Le colpe di Tareq Ariz, ministro degli Esteri dal 1983 al 1991 e vice-premier nell’Iraq di Saddam Hussein dal 1979 fino al 2003, quando il regime cadde sotto i colpi dell’invasione americana, sono tali da giustificare la condanna a morte inflittagli l’altro ieri dal tribunale speciale che venne appositamente istituito a Bagdad per giudicare il dittatore e i suoi principali collaboratori? La risposta è inevitabilmente complessa. E’ giusto in generale, date le circostanze, prevedere la pena di morte per queste persone? E’ Tareq Aziz reo di colpe paragonabili a quelle per cui ormai molti suoi colleghi sono saliti al patibolo?
Oltre a Saddam Hussein molti altri suoi collaboratori infatti sono già stati condannati e giustiziati da quel medesimo tribunale con accuse paragonabili a quelle per cui è stato condannato Tareq Aziz senza che ciò trovasse eco alcuna sui grandi media. Rispetto a loro l’ex-vicepremier ha solo il vantaggio (decisivo, speriamo per lui) di essere un personaggio noto in sede internazionale.
Riguardo alla pena di morte in generale mi ritrovo pienamente in quanto si legge ai paragrafi n. 2266 e n.2267 del Catechismo della Chiesa Cattolica di Giovanni Paolo II ove non si esclude “in casi di particolare gravità, la pena di morte”, ma la si circoscrive a casi estremi che non si danno in questa circostanza; e in generale non si danno nella normalità della condizione contemporanea. “Se i mezzi incruenti sono sufficienti per difendere le vite umane dall’aggressore”, si legge al paragrafo n.2267, “o per proteggere l’ordine pubblico e la sicurezza delle persone, l’autorità si limiterà a questi mezzi (…)”.

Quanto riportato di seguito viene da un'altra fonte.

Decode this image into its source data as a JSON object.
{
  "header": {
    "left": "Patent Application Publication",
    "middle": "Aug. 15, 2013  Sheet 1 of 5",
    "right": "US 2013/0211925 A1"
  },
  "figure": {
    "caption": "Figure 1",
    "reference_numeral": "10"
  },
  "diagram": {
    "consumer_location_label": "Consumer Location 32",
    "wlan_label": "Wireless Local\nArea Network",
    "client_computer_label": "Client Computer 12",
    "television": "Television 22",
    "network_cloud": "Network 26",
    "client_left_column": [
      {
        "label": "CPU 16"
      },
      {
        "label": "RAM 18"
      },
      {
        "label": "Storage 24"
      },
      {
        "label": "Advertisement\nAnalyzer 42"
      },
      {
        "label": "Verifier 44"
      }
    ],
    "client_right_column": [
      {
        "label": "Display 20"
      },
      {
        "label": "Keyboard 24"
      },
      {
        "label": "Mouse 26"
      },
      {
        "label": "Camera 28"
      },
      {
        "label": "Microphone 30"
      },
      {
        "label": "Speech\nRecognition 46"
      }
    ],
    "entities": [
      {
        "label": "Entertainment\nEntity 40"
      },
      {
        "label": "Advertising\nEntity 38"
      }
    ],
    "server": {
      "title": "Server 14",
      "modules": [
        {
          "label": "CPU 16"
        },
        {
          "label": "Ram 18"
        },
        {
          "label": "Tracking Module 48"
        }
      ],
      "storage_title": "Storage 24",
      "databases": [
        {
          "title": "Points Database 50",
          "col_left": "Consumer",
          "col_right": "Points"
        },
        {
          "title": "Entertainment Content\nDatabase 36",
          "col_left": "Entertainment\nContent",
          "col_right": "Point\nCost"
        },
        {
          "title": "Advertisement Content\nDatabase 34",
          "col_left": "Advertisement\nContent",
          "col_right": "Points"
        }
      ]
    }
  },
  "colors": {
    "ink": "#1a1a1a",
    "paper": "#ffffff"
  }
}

In altri termini la pena di morte si giustifica solo come forma per così dire di legittima difesa sociale. Stando così le cose, la condanna a morte di Tareq Aziz assume allora molto più la veste della vendetta politica che non quella della punizione del reo, dando anche adito al sospetto che si voglia chiudere al più presto per sempre la bocca a un testimone autorevole e informato dell’epoca in cui gli Stati Uniti avevano sostenuto e armato Saddam Hussein contro l’Iran khomeinista.

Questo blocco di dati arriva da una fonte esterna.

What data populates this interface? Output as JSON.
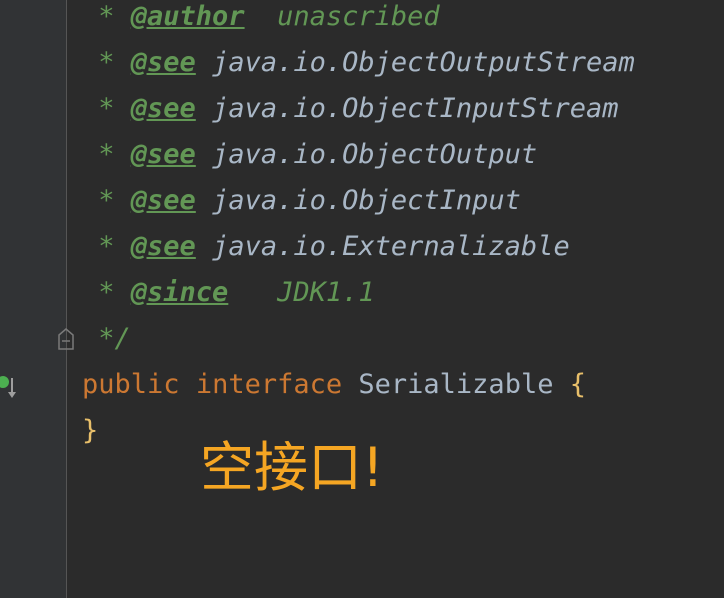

Veniamo però adesso alle gravi responsabilità di Tareq Aziz come figura di primo piano del regime di Saddam Hussein. Le gravi responsabilità politiche oggettive ci sono. Diverso però è il caso delle sue personali responsabilità soggettive. Faccio l’esempio, tanto per spiegarsi con poche parole, di personalità del regime fascista come Galeazzo Ciano, Giovanni Gentile o Giuseppe Bottai. Le loro responsabilità politiche oggettive non furono diverse da quelle di ogni altro gerarca del regime, ma non si può dire di certo lo stesso per quanto concerne le loro responsabilità soggettive personali.
Ebbi occasione di vedere e seguire da vicino Tareq Aziz in due occasioni: a Ginevra nel 1990 durante la sua ultima trattativa con il Segretario di Stato americano Baker poche settimane prima dello scoppio della prima guerra del Golfo, e a Roma nel febbraio 2003 alla vigilia della seconda guerra. In entrambe le circostanze l’impressione che ne ebbi mi confermò nelle valutazioni cui ero giunto analizzando la sua attività: era un uomo che, chiuso in una morsa ben più grande di lui, faceva tutto quanto di buono gli era possibile fare.
Gli auguro perciò di fare la pacifica fine di Bottai, non quella tragica e cruenta di Ciano e di Gentile; non solo ma anche perché non dimentico che è un cristiano nato e cresciuto in una parte del mondo dove essere cristiani davvero non è facile.